The Correct Option is B

Step 1: Understanding the Concept:
Electrode potentials ($E^\ominus$) are intensive properties and cannot be added or subtracted directly. We must convert them to standard Gibbs free energy changes ($\Delta G^\ominus$), which are extensive thermodynamic properties and can be algebraically manipulated according to Hess's Law.
Step 2: Key Formula or Approach:
1. $\Delta G^\ominus = -n F E^\ominus$, where $n$ is the number of electrons transferred.
2. Find the target half-reaction by adding/subtracting the given half-reactions.
3. Add/subtract the corresponding $\Delta G^\ominus$ values to find $\Delta G^\ominus$ of the target reaction, then convert back to $E^\ominus$.

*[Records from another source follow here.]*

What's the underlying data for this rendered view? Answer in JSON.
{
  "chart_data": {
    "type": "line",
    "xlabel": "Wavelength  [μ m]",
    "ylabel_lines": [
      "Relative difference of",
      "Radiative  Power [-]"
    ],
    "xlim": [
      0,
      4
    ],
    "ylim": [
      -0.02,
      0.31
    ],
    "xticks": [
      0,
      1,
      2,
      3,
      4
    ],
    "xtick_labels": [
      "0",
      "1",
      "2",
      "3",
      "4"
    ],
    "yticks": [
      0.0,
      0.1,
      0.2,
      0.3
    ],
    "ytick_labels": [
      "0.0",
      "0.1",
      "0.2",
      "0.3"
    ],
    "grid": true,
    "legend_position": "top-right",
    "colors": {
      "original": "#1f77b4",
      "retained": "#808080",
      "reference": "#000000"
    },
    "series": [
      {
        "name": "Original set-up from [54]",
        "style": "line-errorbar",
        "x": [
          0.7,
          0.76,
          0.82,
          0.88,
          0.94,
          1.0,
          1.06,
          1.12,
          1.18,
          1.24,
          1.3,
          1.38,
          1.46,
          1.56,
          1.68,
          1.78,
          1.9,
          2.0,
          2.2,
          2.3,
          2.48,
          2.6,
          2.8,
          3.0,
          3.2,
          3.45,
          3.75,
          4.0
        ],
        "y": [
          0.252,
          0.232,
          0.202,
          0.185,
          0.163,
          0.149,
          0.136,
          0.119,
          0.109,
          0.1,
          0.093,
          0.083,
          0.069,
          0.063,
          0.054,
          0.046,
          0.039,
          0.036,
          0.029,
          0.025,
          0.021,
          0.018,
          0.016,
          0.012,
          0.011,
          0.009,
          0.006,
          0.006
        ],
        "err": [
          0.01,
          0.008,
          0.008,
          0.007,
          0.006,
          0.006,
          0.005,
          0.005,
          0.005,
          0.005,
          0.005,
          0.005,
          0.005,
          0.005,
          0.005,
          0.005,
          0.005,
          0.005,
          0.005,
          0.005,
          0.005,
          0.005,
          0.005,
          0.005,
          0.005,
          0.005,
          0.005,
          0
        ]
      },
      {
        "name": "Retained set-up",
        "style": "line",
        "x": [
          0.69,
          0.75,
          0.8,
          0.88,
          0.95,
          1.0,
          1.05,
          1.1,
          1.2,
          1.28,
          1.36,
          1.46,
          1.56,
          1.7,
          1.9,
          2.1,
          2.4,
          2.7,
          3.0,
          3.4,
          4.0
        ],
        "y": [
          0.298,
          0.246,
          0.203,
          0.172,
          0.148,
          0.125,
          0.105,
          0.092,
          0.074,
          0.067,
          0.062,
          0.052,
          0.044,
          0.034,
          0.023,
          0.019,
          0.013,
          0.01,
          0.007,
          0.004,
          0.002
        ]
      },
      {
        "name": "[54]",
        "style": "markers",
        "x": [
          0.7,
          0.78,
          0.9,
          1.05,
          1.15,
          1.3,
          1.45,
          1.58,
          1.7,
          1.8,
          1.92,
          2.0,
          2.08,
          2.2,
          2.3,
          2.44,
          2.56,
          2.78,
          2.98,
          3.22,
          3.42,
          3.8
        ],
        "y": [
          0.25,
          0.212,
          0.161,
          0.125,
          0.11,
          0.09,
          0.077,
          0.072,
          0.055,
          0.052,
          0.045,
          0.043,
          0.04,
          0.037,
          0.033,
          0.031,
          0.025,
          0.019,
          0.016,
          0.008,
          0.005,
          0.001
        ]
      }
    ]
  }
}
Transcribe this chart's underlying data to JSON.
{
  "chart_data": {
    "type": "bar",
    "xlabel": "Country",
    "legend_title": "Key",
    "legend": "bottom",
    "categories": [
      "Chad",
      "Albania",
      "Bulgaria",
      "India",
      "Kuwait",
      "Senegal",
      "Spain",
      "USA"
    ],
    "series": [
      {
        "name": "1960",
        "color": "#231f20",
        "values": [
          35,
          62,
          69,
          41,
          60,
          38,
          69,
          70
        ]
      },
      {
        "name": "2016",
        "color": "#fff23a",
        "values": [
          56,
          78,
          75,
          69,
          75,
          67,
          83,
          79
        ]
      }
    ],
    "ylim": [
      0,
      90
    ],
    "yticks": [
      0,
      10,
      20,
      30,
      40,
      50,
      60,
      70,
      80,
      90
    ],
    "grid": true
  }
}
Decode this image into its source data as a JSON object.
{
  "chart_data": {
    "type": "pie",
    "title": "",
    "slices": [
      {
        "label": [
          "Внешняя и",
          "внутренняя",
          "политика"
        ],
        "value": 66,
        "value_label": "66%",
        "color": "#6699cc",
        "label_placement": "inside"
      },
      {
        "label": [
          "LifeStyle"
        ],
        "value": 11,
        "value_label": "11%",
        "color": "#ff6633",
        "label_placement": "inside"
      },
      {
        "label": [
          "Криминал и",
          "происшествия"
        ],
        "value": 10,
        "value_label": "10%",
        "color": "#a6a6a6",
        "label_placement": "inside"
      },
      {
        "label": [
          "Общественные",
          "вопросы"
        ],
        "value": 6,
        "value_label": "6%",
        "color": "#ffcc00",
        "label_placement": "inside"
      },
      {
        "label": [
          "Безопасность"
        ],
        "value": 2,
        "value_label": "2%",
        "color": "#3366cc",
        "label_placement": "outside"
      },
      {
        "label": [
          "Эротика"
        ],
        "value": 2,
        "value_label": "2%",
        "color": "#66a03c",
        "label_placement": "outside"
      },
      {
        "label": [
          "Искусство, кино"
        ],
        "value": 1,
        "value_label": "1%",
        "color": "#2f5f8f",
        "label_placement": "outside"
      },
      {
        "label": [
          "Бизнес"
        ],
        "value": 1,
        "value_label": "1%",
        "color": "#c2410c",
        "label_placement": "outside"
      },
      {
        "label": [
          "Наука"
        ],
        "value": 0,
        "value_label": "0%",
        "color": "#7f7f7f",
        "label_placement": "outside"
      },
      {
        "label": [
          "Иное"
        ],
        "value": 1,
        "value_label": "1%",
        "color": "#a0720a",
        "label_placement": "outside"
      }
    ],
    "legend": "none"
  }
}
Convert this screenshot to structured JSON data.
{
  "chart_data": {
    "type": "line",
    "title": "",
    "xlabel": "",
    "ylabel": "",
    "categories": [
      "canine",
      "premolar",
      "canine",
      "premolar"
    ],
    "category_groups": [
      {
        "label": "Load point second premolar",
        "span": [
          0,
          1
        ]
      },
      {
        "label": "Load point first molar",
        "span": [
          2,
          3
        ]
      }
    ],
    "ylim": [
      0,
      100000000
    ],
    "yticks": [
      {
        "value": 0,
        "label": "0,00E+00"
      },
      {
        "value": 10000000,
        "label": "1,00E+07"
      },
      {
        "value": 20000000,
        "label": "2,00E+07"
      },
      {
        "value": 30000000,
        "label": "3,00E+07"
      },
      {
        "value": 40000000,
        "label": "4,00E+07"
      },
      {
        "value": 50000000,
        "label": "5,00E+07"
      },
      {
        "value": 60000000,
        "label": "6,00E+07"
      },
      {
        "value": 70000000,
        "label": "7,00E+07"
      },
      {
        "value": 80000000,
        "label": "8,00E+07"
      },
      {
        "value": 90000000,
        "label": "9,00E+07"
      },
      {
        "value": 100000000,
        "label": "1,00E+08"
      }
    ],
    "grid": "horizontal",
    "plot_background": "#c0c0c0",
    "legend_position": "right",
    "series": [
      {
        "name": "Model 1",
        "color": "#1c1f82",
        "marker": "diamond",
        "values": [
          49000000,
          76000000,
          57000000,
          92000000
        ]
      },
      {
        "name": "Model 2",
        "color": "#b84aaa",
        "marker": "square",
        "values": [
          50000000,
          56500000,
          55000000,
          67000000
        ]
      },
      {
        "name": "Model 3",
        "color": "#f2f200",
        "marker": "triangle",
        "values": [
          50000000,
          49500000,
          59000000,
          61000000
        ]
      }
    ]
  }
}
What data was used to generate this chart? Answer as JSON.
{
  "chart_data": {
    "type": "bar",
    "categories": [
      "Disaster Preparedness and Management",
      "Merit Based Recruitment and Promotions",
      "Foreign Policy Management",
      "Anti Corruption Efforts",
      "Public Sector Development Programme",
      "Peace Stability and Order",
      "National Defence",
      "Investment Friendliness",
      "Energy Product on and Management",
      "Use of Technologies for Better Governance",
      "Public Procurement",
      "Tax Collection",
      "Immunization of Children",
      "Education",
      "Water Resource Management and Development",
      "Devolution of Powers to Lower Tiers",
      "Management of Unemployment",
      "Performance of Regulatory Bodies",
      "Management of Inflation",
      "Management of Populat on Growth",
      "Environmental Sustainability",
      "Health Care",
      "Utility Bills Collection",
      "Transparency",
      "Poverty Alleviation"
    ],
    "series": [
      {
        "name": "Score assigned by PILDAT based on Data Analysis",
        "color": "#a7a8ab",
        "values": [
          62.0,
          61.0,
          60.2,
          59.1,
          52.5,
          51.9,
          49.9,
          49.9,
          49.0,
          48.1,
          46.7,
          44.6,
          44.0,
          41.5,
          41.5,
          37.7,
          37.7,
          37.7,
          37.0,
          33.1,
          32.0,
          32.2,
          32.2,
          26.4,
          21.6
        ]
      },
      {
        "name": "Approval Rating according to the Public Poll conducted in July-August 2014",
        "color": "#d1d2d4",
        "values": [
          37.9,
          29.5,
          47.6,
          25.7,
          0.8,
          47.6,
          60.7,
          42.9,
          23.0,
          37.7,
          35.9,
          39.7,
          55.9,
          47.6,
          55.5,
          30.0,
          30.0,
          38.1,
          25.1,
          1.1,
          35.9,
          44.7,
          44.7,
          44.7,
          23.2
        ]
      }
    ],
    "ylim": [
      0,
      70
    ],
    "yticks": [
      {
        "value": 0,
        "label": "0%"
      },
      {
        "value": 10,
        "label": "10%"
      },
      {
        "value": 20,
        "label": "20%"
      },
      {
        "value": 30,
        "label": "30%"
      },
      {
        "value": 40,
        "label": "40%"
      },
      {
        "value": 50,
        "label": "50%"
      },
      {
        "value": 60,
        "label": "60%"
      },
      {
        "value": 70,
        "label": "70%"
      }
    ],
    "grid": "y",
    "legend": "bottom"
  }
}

Step 3: Detailed Explanation:
Let's write down the given half-reactions as reductions to elemental iron:
Reaction 1: $Fe^{2+}(aq) + 2e^- \to Fe(s)$
$E^\ominus_1 = X$ Volt, $n_1 = 2$.
$\Delta G^\ominus_1 = -2FX$.
Reaction 2: $Fe^{3+}(aq) + 3e^- \to Fe(s)$
$E^\ominus_2 = Y$ Volt, $n_2 = 3$.
$\Delta G^\ominus_2 = -3FY$.
We want the standard electrode potential for the couple $Fe^{3+} / Fe^{2+}$.
The target half-reaction is:
Reaction 3: $Fe^{3+}(aq) + e^- \to Fe^{2+}(aq)$
This reaction involves $n_3 = 1$ electron. Let its potential be $E^\ominus_3$.
$\Delta G^\ominus_3 = -1 \cdot F \cdot E^\ominus_3$.
To obtain Reaction 3, we can subtract Reaction 1 from Reaction 2:
$(Fe^{3+} + 3e^- \to Fe) - (Fe^{2+} + 2e^- \to Fe) \implies Fe^{3+} + e^- \to Fe^{2+}$.
Applying Hess's law for free energy:
$\Delta G^\ominus_3 = \Delta G^\ominus_2 - \Delta G^\ominus_1$.
Substitute the free energy terms:
$-F E^\ominus_3 = (-3FY) - (-2FX)$.
$-F E^\ominus_3 = -3FY + 2FX$.
Divide the entire equation by $-F$:
$E^\ominus_3 = 3Y - 2X$.
Step 4: Final Answer:
The standard potential is $3Y - 2X$.